Both Luis and federal prosecutors conceded that the court's order restrained assets that were entirely unrelated to the alleged criminal activity and that the order prevented Luis from hiring the attorney of her choice to defend her at her criminal trial. In its ruling, the district court also recognized that the order would prevent Luis from hiring the attorney of her choice, but the court stated that "there is no Sixth Amendment right to use untainted, substitute assets to hire counsel", and the United States Court of Appeals for the Eleventh Circuit affirmed the district court's ruling in a per curiam decision. Citing Caplin & Drysdale, Chartered v. United States and United States v. Monsanto, the Eleventh Circuit held that the Supreme Court of the United States's criminal forfeiture jurisprudence foreclosed constitutional challenges to the seizure of untainted assets. Luis appealed the Eleventh Circuit's decision, and the Supreme Court granted certiorari to review the case.

==Opinion of the Court==
Writing for a plurality of the Court, Justice Stephen Breyer held that "the pretrial restraint of legitimate, untainted assets needed to retain counsel of choice violates the Sixth Amendment". In an opinion concurring in the judgment, Justice Clarence Thomas concluded that "the Sixth Amendment prevents the Government from freezing untainted assets in order to secure a potential forfeiture". Justice Anthony Kennedy wrote a dissenting opinion in which he argued that the plurality opinion and Justice Thomas's opinion both "[create] perverse incentives and [provide] protection for defendants who spend stolen money rather than their own". Justice Elena Kagan also wrote a dissenting opinion in which she stated that "I am not altogether convinced that ... the Government’s interest in recovering the proceeds of crime ought to trump the defendant’s (often highly consequential) right to retain counsel of choice", but ultimately concluded that United States v. Monsanto should control the outcome of the case because Luis never asked the Court to overrule Monsanto in her arguments before the Court.

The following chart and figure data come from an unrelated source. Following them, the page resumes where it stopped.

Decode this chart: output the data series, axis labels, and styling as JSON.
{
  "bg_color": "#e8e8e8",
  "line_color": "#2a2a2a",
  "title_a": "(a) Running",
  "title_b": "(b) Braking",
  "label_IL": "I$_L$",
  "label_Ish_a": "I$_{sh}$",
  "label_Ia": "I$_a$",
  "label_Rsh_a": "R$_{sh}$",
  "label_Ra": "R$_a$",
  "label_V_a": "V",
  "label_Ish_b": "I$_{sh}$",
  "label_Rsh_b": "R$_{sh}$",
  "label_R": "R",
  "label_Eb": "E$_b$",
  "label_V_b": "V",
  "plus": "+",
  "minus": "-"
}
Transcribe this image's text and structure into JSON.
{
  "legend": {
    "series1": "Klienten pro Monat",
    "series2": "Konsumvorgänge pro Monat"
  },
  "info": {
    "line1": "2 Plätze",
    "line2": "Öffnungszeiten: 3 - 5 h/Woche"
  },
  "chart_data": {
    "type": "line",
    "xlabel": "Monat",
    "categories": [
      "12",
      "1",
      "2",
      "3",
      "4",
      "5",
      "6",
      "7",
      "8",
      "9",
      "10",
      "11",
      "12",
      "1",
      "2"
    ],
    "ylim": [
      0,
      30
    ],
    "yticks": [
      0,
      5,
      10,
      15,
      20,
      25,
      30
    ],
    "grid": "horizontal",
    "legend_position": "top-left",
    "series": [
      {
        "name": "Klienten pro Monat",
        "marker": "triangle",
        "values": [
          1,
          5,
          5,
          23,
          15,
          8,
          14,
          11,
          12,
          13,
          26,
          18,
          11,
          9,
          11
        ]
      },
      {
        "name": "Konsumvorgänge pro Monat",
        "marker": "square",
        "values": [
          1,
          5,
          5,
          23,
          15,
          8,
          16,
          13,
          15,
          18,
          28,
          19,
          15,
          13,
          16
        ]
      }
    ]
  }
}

==Commentary and analysis==
In her analysis of the case for SCOTUSblog, Amy Howe wrote that "it’s not clear how significant the effect of this decision will actually be" because the government can still "use tracing rules to distinguish between tainted and untainted assets when the two are intermingled". Mark Joseph Stern described the case as "triumph for the right to counsel, at a time when it is in desperate need of a win" and wrote that the Court's decision "send[s] a clear message that the Sixth Amendment’s Assistance of Counsel provision remains robust". In a review of the case for Esquire, Charles P. Pierce praised the Court's decision and wrote that "my every instinct tells me that the Supreme Court shouldn't have to [declare that the government cannot] pauperize a criminal defendant".